Afin de mener le basculement vers le confédéralisme, "ils peuvent sans problèmes me retirer de l'hôtel de ville", a affirmé vendredi soir le président de la N-VA Bart De Wever sur le plateau de l'émission Terzake sur la VRT. 

En attendant, le bourgmestre d'Anvers veut entamer le dialogue avec ses partenaires de coalition au fédéral pour tenter après les élections communales d'octobre de terminer la législature avec le résultat budgétaire promis. 

Bart De Wever répondait à la question de savoir si un membre de la N-VA pouvait un jour devenir Premier ministre. "Je ne peux rien exclure. Si nous sommes confrontés à une montée de la gauche en Wallonie, je pense que nous devrons le plus vite possible mener le basculement vers le confédéralisme.

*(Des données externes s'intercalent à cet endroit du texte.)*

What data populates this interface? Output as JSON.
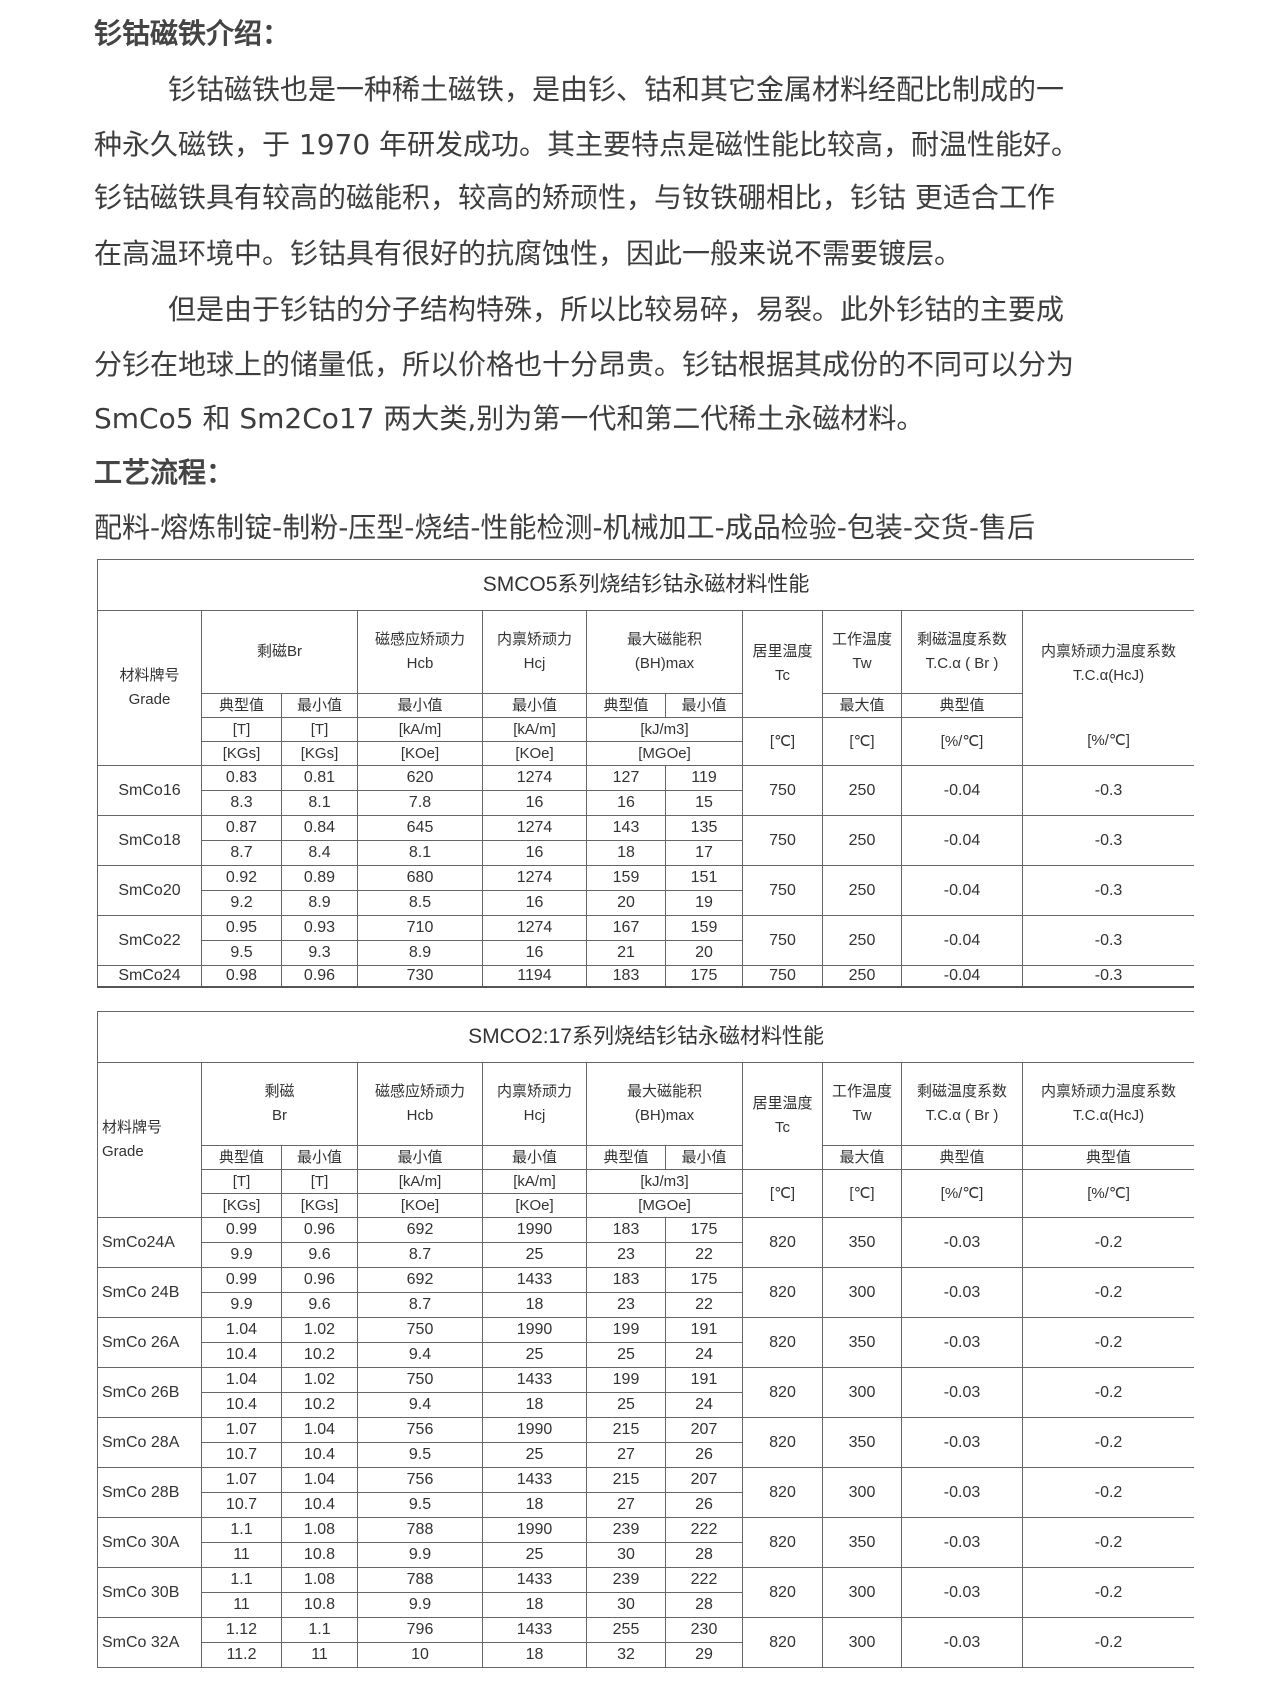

S'il est nécessaire que je prenne le leadership pour mener ce processus, ils peuvent sans problème me retirer temporairement de l'hôtel de ville pour ce faire", a-t-il répondu. "Mais cela n'est qu'une hypothèse et je ne veux rien anticiper. Je peux avoir une influence sur ce qui sortira des urnes en 2019 au nord, pas au sud."

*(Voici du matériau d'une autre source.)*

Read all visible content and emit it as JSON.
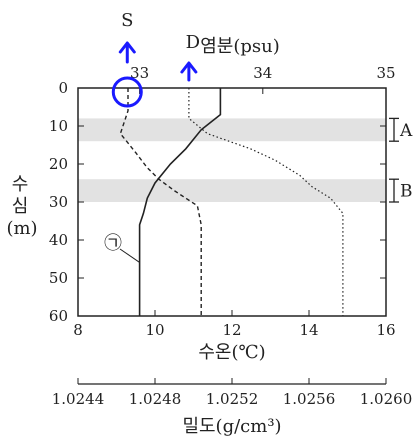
{
  "chart_data": {
    "type": "line",
    "top_axis": {
      "title": "염분(psu)",
      "range": [
        32.5,
        35
      ],
      "ticks": [
        "33",
        "34",
        "35"
      ]
    },
    "temp_axis": {
      "title": "수온(℃)",
      "range": [
        8,
        16
      ],
      "ticks": [
        "8",
        "10",
        "12",
        "14",
        "16"
      ]
    },
    "density_axis": {
      "title": "밀도(g/cm³)",
      "range": [
        1.0244,
        1.026
      ],
      "ticks": [
        "1.0244",
        "1.0248",
        "1.0252",
        "1.0256",
        "1.0260"
      ]
    },
    "depth_axis": {
      "title_main": "수심",
      "title_unit": "(m)",
      "range": [
        0,
        60
      ],
      "ticks": [
        "0",
        "10",
        "20",
        "30",
        "40",
        "50",
        "60"
      ]
    },
    "bands": [
      {
        "label": "A",
        "depth": [
          8,
          14
        ]
      },
      {
        "label": "B",
        "depth": [
          24,
          30
        ]
      }
    ],
    "curve_label": "㉠",
    "series": [
      {
        "axis": "temperature",
        "style": "solid",
        "points": [
          [
            11.7,
            0
          ],
          [
            11.7,
            7
          ],
          [
            11.2,
            11
          ],
          [
            10.8,
            16
          ],
          [
            10.4,
            20
          ],
          [
            10.0,
            25
          ],
          [
            9.8,
            29
          ],
          [
            9.7,
            33
          ],
          [
            9.6,
            36
          ],
          [
            9.6,
            60
          ]
        ]
      },
      {
        "axis": "salinity",
        "style": "dotted",
        "points": [
          [
            33.4,
            0
          ],
          [
            33.4,
            8
          ],
          [
            33.55,
            12
          ],
          [
            33.9,
            16
          ],
          [
            34.1,
            19
          ],
          [
            34.3,
            23
          ],
          [
            34.4,
            26
          ],
          [
            34.55,
            29
          ],
          [
            34.65,
            33
          ],
          [
            34.65,
            36
          ],
          [
            34.65,
            60
          ]
        ]
      },
      {
        "axis": "density",
        "style": "dashed",
        "points": [
          [
            1.02466,
            0
          ],
          [
            1.02466,
            6
          ],
          [
            1.02462,
            12
          ],
          [
            1.0247,
            17
          ],
          [
            1.02476,
            21
          ],
          [
            1.02482,
            24
          ],
          [
            1.0249,
            27
          ],
          [
            1.02502,
            31
          ],
          [
            1.02504,
            36
          ],
          [
            1.02504,
            60
          ]
        ]
      }
    ],
    "annotations": {
      "above_circle": "S",
      "above_salinity_curve": "D"
    },
    "grid": false
  }
}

Entretemps, Bart De Wever espère que les partenaires de la coalition travailleront dans les sept mois restants après les élections communales à clore la législature avec un budget à l'équilibre, comme cela avait été promis. Selon le président des nationalistes flamands, "on ne peut pas dire que le gouvernement a fait du mauvais travail économique", mais "je reste ouvert à la discussion pour clore ce dernier point difficile." Avec un déficit estimé à 0,7% du PIB et un effort de deux milliards d'euros, "il peut encore arriver quelque chose".

Bart De Wever a enfin taclé son rival CD&V Kris Peeters dans la Métropole anversoise. "Si un vice-premier ministre plante sa tente (dans votre jardin), cela ne va pas augmenter la confiance."